Why do I say "the False Self"? To distinguish it from the ordinary confrontation with fleshly desires. Crankiness, for instance, seems to be a catholic experience among Catholics when we fast. This is natural; when the body is refused its habitual pleasures, it goes into hysterics; the Flesh neither knows nor cares what our larger goals are, but simply wants to get what it likes. But all of this lies in the realm of the natural conflict between the Spirit and the Flesh. When we speak of the False Self, we are dealing not with bodily but with spiritual realities. It must always be remembered that our identity in Christ is our real identity, even though it may be less familiar than the identity we lived in before our conversion (whether that conversion was to a newfound faith or to an intentional practice of what we once took for granted). That second identity is the False Self.

This is not necessarily a malicious or vulgar identity; it may, indeed, be very self-disciplined, even very moral -- even, in a sense, very religious.
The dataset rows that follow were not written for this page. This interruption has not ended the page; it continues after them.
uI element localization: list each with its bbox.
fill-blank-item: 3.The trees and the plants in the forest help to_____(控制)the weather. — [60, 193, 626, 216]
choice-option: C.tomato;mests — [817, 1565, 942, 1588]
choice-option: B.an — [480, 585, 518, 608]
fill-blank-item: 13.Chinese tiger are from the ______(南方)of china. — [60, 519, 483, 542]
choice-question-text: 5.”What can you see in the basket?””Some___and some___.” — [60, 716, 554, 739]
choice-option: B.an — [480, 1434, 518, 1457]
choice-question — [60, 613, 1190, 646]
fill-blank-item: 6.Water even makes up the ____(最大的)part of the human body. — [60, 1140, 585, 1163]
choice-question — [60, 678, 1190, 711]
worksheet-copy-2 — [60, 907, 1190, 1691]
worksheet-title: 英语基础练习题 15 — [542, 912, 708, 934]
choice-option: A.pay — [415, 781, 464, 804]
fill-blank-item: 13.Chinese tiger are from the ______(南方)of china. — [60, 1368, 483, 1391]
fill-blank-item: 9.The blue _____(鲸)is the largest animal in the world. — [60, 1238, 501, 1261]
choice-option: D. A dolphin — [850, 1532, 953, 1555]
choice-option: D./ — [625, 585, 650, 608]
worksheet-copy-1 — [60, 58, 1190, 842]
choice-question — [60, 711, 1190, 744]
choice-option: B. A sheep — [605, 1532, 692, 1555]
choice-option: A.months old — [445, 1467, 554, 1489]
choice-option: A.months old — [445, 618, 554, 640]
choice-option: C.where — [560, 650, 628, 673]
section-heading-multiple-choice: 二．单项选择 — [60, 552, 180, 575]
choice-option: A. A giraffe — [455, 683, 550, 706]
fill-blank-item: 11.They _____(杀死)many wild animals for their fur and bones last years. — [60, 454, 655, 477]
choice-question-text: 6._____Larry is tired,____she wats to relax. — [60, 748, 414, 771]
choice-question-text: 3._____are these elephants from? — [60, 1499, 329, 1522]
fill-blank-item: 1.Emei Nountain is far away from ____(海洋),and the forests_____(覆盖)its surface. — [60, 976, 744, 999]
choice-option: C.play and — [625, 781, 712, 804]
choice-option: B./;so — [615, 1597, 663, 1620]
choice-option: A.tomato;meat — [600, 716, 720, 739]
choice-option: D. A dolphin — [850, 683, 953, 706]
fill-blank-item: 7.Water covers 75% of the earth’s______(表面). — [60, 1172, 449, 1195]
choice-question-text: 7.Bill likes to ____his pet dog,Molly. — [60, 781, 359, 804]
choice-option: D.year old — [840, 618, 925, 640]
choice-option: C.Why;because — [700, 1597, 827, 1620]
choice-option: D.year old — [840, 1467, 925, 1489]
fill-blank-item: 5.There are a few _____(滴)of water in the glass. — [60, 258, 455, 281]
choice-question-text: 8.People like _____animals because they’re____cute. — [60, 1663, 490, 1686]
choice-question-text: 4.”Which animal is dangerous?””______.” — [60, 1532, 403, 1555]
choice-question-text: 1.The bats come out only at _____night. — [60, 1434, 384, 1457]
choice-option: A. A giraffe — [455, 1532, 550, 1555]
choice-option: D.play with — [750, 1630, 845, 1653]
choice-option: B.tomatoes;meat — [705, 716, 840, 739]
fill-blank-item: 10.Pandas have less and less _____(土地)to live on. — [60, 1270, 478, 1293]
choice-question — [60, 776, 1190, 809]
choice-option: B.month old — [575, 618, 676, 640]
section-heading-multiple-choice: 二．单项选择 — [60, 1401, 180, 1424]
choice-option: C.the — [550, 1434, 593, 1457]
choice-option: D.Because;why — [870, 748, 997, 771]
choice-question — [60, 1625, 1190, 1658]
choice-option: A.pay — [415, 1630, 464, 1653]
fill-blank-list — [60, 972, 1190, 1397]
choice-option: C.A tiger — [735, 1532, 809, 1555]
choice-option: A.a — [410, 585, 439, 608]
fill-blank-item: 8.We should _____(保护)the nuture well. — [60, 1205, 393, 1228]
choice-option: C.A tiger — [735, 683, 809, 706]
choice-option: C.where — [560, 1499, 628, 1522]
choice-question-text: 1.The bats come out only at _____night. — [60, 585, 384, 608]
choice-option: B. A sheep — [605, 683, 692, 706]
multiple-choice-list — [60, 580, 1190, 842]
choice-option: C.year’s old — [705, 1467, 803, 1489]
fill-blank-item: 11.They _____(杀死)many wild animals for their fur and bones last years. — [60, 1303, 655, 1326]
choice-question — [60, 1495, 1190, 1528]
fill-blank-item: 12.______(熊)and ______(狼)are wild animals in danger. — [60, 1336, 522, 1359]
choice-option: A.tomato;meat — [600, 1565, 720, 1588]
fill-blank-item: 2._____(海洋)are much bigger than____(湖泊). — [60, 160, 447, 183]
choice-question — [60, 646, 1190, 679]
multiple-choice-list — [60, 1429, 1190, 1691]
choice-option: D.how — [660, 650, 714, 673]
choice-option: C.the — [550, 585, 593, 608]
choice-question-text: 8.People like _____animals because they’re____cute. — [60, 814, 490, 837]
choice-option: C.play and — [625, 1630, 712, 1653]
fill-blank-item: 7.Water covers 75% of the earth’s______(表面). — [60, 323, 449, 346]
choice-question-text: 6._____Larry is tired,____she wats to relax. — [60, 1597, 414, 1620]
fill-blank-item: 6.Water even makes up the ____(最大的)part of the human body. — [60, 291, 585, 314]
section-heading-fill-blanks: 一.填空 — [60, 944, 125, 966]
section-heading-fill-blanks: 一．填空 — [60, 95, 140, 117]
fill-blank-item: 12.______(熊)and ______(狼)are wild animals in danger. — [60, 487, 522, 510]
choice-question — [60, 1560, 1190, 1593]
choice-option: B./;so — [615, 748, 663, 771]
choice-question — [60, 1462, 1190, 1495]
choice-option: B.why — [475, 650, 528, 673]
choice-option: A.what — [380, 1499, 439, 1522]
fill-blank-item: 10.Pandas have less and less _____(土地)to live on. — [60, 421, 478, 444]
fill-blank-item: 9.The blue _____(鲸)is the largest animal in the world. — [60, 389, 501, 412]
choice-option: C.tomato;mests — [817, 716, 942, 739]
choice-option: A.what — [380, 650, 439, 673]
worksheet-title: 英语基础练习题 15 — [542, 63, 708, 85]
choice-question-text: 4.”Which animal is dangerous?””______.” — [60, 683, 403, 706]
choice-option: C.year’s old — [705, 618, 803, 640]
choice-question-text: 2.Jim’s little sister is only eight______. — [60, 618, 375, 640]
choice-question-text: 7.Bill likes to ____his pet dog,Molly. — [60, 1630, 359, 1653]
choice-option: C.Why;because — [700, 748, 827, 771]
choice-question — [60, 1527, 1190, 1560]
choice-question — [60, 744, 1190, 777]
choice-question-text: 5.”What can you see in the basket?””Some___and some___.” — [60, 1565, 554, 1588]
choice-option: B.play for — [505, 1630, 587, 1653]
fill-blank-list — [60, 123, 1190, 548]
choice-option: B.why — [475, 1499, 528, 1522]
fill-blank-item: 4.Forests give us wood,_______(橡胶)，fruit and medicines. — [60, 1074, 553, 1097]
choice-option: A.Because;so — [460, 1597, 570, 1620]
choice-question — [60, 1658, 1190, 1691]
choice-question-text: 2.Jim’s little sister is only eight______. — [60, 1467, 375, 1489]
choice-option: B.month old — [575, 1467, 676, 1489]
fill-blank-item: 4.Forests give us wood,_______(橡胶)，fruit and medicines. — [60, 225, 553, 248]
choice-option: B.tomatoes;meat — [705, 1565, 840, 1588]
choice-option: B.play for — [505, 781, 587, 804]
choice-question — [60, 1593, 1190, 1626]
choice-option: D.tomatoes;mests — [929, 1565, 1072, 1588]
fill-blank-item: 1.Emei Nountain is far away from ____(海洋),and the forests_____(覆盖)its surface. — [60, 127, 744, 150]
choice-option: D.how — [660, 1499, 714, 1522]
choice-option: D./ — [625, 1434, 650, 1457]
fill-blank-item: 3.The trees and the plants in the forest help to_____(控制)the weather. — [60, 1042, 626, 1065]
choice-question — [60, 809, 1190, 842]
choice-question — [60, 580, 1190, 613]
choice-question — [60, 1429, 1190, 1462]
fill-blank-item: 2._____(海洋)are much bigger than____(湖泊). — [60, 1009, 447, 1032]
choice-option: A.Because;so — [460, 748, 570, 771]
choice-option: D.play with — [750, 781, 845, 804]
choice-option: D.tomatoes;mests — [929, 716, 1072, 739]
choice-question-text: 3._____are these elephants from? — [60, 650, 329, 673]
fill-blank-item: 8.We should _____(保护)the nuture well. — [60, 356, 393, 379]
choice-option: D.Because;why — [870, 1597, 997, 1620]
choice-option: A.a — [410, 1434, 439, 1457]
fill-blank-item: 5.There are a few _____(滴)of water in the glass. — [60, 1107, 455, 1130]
It is, in a way, the Devil: the temptation, not of wicked self-indulgence, the Flesh, nor of a wicked acceptance of the corrupt systems of the World; rather, it is a wicked spirituality. Chesterton's phrase, "things of that extreme evil that they seem innocent to the innocent," is very fitting. Fasting, for whatever reason, seems to awaken the False Self. As for its identifying marks, they are probably unique to each person; provided that we stick like limpets to prayer, I dare say we will know it when we see it.

I wish I could say that there were some dramatic and decisive way of defeating the False Self. Possibly there is, but if there is I do not know anything about it. The only ways I know of dealing with the False Self are the same ways that every sin and tendency to sin is dealt with: Confession, Communion, prayer, spiritual direction, studying Scripture, brotherly fellowship, tithing, Eucharistic Adoration, examination of conscience, the Rosary. Do this and you will live.